Search This Blog

Instagram

2017/05/13

Karate vlog #00! How it all began for me in Japan!


(Filmed in March 2014, Tokyo)

Hi it's Richard at Kenzen Sports Karate in Victoria, Canada, but I'm not in Victoria.

I'm still in Japan, it's my last week of 9+ years of being the head coach of Seiritsu Gakuen junior and senior high school. And you might be wondering what is a karate club in Japan in a high school?

Well here you are as a person, you can join a dojo and go into a junior high dojo or high school, or you can go straight into a JF or SH dojo, and then from there you join a competitive league, so you can compete in the city, you can compete in regional, you can compete in national, and if you get on the national team yu can compete in world competitions.

And this circuit is under the Japan Karatedo Federation (JKF), each of them as a different level. In Japan, there's lots of different styles, Wado, Goju, Shotokan and Shito, and while a private dojo might have one specific style, in this system normally they let any style come in.

And kids can compete in kata, if they have a certain style they can do it, and in kumite sparring the rules are all the same so the style does't matter. So how did I get into this club? It's 51 years old, I'm the 3rd head coach and it was started a long time ago, in 1963, you can see this, by (the late) Akino Sensei, ok and this is what the club used to look like.

This is all the old pictures back from the 60s. Akino Sensei was a Wado practitioner, a Wado sensei, so as the club got older, as you can see by the change of styles. Ok, then in 1995 (not '85), his name was Kakiya, and then from 2005 I joined, you can see me there. So a non-Japanese teaching Japanese people. So what happens was is that I got a 3-month contract, and then I got a 1-year contract, then a 3-year contract, and then I got tenure. And right from the very first month when I was coaching, we had lots of really top athletes, but they were a little scattered, so I had to bring them together and get them learning to train together as a team, and then we won our first Tokyo city tournament, and we won that for 2 years running, and that took us to regionals and to nationals.

And you can see above me here these are pictures at regional and national tournaments, this is the girls team that was winning with me first, this is a regional, a regional, this is a national tournament, regional, regional, national, and these are only some of the tournaments that we went to. On the other side, on the top up there, you can see just some of of the certificates that we won at city, regional and national tournaments as well.

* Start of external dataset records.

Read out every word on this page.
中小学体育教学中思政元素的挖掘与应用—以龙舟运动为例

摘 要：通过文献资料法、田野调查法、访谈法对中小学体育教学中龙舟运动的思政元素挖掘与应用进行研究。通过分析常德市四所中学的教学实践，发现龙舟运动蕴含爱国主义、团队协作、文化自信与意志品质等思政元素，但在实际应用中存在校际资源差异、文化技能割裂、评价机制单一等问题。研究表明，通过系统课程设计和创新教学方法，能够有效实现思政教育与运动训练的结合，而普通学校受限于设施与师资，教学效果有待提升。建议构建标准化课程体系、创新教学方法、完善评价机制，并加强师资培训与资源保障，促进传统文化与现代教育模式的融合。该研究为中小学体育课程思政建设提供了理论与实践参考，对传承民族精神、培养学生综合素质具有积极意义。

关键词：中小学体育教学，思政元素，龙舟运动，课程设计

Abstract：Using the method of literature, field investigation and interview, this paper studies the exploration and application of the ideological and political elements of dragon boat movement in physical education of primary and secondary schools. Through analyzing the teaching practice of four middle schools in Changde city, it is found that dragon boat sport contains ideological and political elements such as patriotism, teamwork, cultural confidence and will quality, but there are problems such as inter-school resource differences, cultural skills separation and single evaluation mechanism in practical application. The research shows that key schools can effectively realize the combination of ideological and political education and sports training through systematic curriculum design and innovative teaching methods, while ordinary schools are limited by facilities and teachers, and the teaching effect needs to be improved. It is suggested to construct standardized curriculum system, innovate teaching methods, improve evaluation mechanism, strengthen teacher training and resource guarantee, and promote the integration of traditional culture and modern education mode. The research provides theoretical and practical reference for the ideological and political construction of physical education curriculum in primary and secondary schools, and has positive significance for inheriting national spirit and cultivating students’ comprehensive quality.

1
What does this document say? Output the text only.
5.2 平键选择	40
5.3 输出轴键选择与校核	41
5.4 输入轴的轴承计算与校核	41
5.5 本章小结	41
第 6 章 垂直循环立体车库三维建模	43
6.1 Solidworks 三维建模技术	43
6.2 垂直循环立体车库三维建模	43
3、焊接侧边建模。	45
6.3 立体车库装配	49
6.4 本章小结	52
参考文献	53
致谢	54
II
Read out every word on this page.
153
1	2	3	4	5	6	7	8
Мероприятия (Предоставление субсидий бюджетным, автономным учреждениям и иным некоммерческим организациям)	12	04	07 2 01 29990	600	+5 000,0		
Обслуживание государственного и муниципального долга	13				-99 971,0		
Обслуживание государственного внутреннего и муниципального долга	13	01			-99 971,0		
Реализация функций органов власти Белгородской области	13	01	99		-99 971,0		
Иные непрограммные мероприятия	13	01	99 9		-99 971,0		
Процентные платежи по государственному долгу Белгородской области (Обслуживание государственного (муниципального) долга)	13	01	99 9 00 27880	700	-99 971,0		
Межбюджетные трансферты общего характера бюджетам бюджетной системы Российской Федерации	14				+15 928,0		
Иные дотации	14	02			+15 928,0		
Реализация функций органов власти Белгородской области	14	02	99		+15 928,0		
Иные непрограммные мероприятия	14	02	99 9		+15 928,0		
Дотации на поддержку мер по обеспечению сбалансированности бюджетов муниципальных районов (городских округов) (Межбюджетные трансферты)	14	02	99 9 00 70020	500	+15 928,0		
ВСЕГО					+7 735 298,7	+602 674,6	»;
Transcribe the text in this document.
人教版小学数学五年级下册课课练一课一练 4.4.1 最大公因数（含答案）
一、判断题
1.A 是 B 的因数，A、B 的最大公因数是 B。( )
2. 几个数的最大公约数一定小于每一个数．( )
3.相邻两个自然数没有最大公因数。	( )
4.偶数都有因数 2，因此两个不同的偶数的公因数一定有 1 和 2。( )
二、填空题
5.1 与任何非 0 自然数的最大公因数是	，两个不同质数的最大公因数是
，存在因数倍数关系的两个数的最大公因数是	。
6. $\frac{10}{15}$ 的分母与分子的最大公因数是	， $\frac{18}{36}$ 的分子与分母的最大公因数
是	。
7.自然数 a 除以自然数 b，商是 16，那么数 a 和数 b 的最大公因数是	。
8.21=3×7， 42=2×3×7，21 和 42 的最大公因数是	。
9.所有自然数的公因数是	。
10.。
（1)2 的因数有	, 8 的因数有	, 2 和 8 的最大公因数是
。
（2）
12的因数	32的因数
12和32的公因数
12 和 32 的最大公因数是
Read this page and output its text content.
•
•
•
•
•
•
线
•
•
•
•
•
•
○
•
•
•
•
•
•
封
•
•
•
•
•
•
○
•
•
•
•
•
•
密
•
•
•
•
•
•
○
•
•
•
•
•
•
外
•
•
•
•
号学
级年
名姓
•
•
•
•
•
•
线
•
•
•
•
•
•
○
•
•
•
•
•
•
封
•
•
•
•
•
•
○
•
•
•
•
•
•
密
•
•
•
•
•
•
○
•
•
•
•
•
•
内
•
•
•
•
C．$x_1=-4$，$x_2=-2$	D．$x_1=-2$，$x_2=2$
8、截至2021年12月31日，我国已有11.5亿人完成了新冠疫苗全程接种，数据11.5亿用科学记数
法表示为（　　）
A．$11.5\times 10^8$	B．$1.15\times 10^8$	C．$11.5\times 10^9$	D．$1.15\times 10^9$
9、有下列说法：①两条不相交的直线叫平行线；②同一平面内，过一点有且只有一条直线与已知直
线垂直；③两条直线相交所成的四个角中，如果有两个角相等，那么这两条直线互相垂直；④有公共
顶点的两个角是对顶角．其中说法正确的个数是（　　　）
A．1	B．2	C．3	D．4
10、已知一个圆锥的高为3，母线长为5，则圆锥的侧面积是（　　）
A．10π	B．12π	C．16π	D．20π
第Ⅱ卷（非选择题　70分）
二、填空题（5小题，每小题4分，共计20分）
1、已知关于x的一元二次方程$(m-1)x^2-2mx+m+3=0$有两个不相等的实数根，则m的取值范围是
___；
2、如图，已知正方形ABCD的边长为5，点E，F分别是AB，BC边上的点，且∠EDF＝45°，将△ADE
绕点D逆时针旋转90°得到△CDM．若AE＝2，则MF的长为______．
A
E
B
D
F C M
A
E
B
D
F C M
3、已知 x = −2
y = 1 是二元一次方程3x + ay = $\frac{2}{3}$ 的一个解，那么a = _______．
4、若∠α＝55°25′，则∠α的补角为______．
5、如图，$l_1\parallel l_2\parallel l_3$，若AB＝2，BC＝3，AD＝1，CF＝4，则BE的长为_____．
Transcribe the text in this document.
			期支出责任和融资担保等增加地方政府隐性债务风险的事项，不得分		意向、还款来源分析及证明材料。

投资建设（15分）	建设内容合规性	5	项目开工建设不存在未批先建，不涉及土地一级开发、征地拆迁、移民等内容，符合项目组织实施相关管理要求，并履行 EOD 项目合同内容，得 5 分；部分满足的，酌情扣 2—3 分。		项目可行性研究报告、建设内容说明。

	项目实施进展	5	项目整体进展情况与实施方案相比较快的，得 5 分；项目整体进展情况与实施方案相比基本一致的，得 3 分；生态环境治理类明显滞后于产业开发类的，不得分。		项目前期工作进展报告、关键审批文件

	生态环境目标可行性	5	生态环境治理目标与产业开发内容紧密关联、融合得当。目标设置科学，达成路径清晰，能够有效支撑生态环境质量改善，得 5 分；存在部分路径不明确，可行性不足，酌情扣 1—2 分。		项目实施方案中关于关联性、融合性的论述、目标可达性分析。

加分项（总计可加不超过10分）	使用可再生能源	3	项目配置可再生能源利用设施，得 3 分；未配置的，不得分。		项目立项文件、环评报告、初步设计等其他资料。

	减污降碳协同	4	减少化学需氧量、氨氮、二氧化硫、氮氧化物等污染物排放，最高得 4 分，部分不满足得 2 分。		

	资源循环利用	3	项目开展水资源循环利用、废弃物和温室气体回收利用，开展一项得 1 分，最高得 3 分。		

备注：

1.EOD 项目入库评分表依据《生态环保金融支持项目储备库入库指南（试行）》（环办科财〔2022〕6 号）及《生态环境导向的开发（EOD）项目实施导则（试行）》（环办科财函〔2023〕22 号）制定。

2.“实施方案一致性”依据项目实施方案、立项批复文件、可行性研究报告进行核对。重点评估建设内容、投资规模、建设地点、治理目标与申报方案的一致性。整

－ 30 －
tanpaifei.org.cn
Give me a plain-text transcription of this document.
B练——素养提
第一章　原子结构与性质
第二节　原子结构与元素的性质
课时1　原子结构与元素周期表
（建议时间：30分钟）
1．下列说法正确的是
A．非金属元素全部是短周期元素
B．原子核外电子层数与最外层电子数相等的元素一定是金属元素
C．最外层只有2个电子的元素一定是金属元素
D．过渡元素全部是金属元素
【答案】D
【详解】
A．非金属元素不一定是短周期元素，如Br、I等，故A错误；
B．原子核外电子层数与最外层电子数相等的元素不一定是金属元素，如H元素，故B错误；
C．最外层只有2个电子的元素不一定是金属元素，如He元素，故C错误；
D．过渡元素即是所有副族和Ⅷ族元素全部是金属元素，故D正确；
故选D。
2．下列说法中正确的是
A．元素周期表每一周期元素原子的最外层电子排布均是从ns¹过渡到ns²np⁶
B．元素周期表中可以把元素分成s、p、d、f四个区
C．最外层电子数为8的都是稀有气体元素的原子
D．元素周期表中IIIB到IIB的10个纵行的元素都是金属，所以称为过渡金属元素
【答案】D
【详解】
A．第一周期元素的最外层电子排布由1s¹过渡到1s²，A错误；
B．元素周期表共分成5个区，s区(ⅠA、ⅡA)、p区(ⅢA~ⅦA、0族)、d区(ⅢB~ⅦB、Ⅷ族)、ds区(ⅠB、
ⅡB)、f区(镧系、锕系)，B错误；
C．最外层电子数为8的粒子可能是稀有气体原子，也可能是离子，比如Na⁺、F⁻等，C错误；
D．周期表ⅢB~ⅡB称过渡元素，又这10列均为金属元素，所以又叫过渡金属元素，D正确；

So this was that first team I was telling you about, the girls did really, the boys did really well, and actually the governor of Tokyo awarded our club, while I have been head coach, a medal to just congratulate us on all the success we were having in promoting karate Japan's competitions. While I've been in Japan these 9 years, there is a really famous karate magazine, called Japan Karate Fan magazine, and one year I wrote an article in English and Japanese every month, and so it was called Richard Sensei's Corner, and that was a lot of fun.

And what I did in this article series is I talked about karate is like overseas and why people do it, and why we come to Japan, um and it was a lot of fun and it helped explain who I was, how I had been coming to Japan for 21 years and going back and forth since university age, sort of learning the Japanese way of doing things, overseas way of doing things and try putting it together. And when I was going through those trials of 3 months, 1 year, 3 years, I had to keep proving myself that the students were learning good basic karate, it wasn't just for competition, there was a tradition side, and there was a sports side.

And well it just paid off because now after 9+ years I'm leaving Tokyo and going to Victoria so this is just a little bit about where I am right now, and where we are going and I hope to see some of you at our new club from September (2014), Thanks! Bye!!